I accept that there is a shortage of office space. The situation is far from satisfactory, but I must look askance at a proposal costed at between £120 million and £130 million to remedy that deficiency. Many people outside will think that the housing crisis that engulfs this nation should be eradicated first. Let us get rid of cardboard city and elect a Government who give money to local authorities to reduce housing waiting lists and who build houses, flats and maisonnettes built for low rents that ordinary working people can afford rather than spend £120 million or £130 million on offices for Members of Parliament. We can struggle on a little longer, despite all the inadequacies and difficulties, in the knowledge that the money will be spent on people who are facing much greater difficulties and inadequacies who do not need a carpeted, panelled, lush air-conditioned office to satisfy their needs. All they want is a roof over their heads. There are 100,000 homeless people, yet we are talking about spending £120 million or £130 million on offices. I am not happy about that.
Last July, I raised with the Leader of the House the problems experienced by some visually handicapped children from a school in Bradford whom I brought here. There were no facilities for them to have a meal in the Palace of Westminster as hon. Members can take only three people into the cafeteria. Apparently my query has been dealt with by a labyrinthine series of Committees over month after month.
Why have not proposals been made to deal with such problems, because the reality is that that wonderful group of youngsters had to eat their meal on a park bench outside St. Stephen's entrance. It takes them six hours to make a round trip. If the report made provision for such facilities in the Palace of Westminster and not in a distant outbuilding, I should support it. Since I raised the issue last July, the Leader of the House has not said that there are to be any facilities for such people in the Palace. He has not said that there is to be a conversion of, for example, one of the private Dining Rooms which the commercial lobbying organisations hire so regularly. He has done nothing. Why not convert one of those Dining Rooms to provide facilities for the disabled?

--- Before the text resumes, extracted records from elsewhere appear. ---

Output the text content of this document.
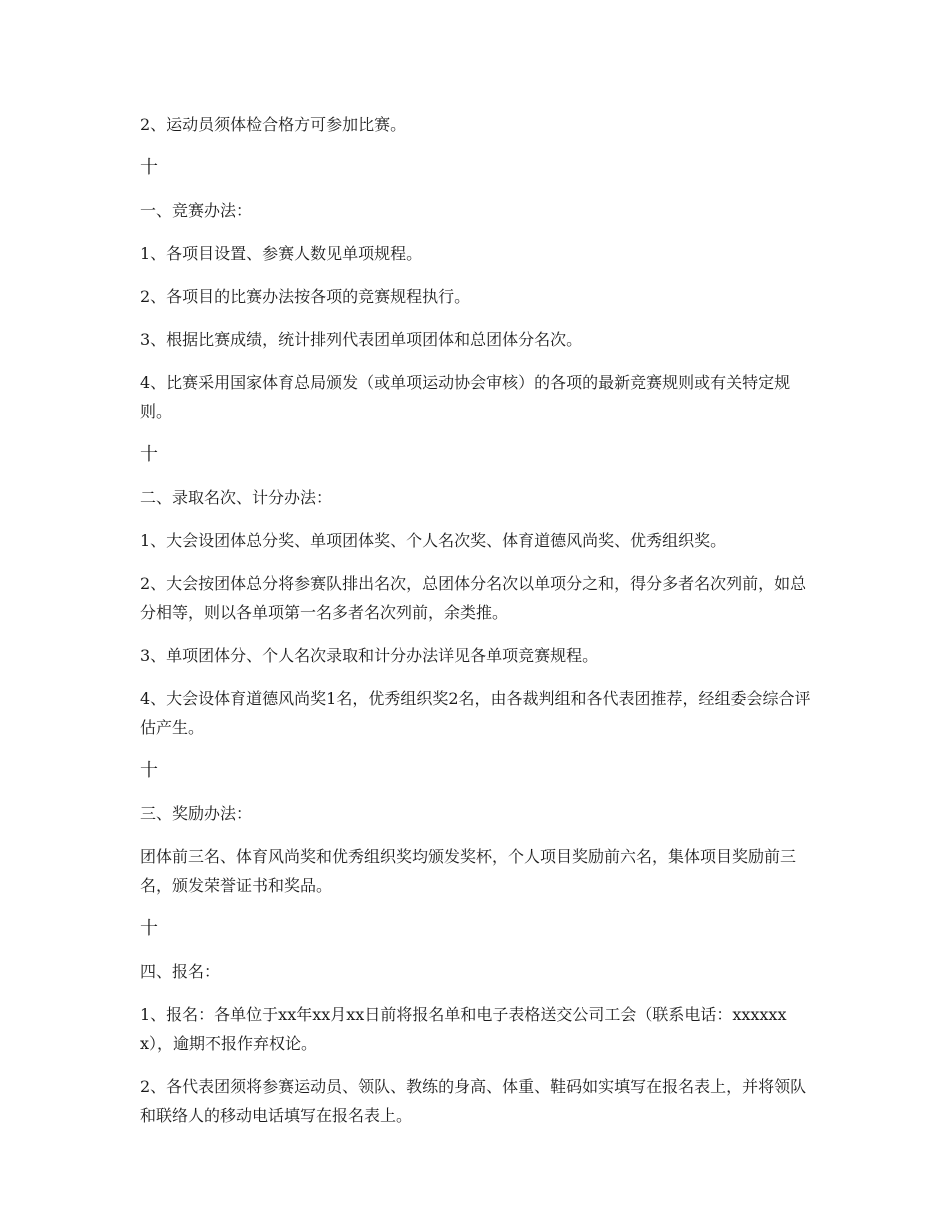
2、运动员须体检合格方可参加比赛。

十

一、竞赛办法：

1、各项目设置、参赛人数见单项规程。

2、各项目的比赛办法按各项的竞赛规程执行。

3、根据比赛成绩，统计排列代表团单项团体和总团体分名次。

4、比赛采用国家体育总局颁发（或单项运动协会审核）的各项的最新竞赛规则或有关特定规则。

十

二、录取名次、计分办法：

1、大会设团体总分奖、单项团体奖、个人名次奖、体育道德风尚奖、优秀组织奖。

2、大会按团体总分将参赛队排出名次，总团体分名次以单项分之和，得分多者名次列前，如总分相等，则以各单项第一名多者名次列前，余类推。

3、单项团体分、个人名次录取和计分办法详见各单项竞赛规程。

4、大会设体育道德风尚奖1名，优秀组织奖2名，由各裁判组和各代表团推荐，经组委会综合评估产生。

十

三、奖励办法：

团体前三名、体育风尚奖和优秀组织奖均颁发奖杯，个人项目奖励前六名，集体项目奖励前三名，颁发荣誉证书和奖品。

十

四、报名：

1、报名：各单位于xx年xx月xx日前将报名单和电子表格送交公司工会（联系电话：xxxxxxx），逾期不报作弃权论。

2、各代表团须将参赛运动员、领队、教练的身高、体重、鞋码如实填写在报名表上，并将领队和联络人的移动电话填写在报名表上。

I have a solution to the office problem. It is claimed that some Members of Parliament have an increased workload. I am a full-time Member of Parliament without any outside interests. I have a large volume of correspondence, but I do not mind, as this is a good job and I enjoy it. I look forward to returning to the House after the general election. However, some hon. Members are not full-time Members of Parliament, and we know who they are because they are mentioned in the Register of Members' Interests. Those who have directorships and parliamentary adviserships cannot be here all the time. If they were, they would be shortchanging the boards from which they get money.
A simple solution which would not cost £120 million to £130 million would be for those hon. Members with full-time or part-time outside directorships or parliamentary adviserships to go down to the Cloisters and for full-time Members of Parliament who have only their parliamentary salary for income to get the offices. Why should there be two classes of Member of Parliament, one class existing on their parliamentary salaries and working full time to do a decent job for their constituents, and the other class which, as soon as it gets here, offers itself for hire? That is what it boils down to. They get as many parliamentary adviserships as they can, roll up a few directorships and double, treble and quadruple their parliamentary salaries. Let them have offices in the boardrooms where they are employed rather than call on the taxpayer for £120 million to £130 million for lush offices across the way.
Phase 2 is estimated to cost £120 million to £130 million. The report rightly states that we expect
our successors to he provided with detailed advice on these projected costs".
I bet they should. If this is anything like the Ministry of Defence, the costs will soar. They may start at about £120 million to £130 million but they could double in about five years. We should examine the project carefully before we give it the go ahead. It is not a sufficiently high priority.
My hon. Friend the Member for Ogmore (Mr. Powell) and his colleagues on the Committee were given a task that they carried out and they have brought the report to Parliament. It is not their fault that the Government have created a housing crisis. Let us solve that crisis first and put builders back to work not on this prestige project but to give people shelter, to get rid of cardboard city and to reduce local authority waiting lists. When we have done that, we can consider this prestigious project.
Yes, this is the legislative centre of the United Kingdom although some Conservative hon. Members—and one or two of my colleagues—do not object to the shift of power to Brussels. I object, and I want to keep Parliament as the centre of legislative power in the United Kingdom. However, we must bear it in mind that many initiatives are now coming from the Common Market and some members of the Government do not seem keen to stop the flow of power from this place to the Common Market.
We must get our priorities sorted out before continuing such a project with enthusiasm. I hope that the Leader of the House will agree that the priorities that I have mentioned are more important than the glass palace proposed across the road.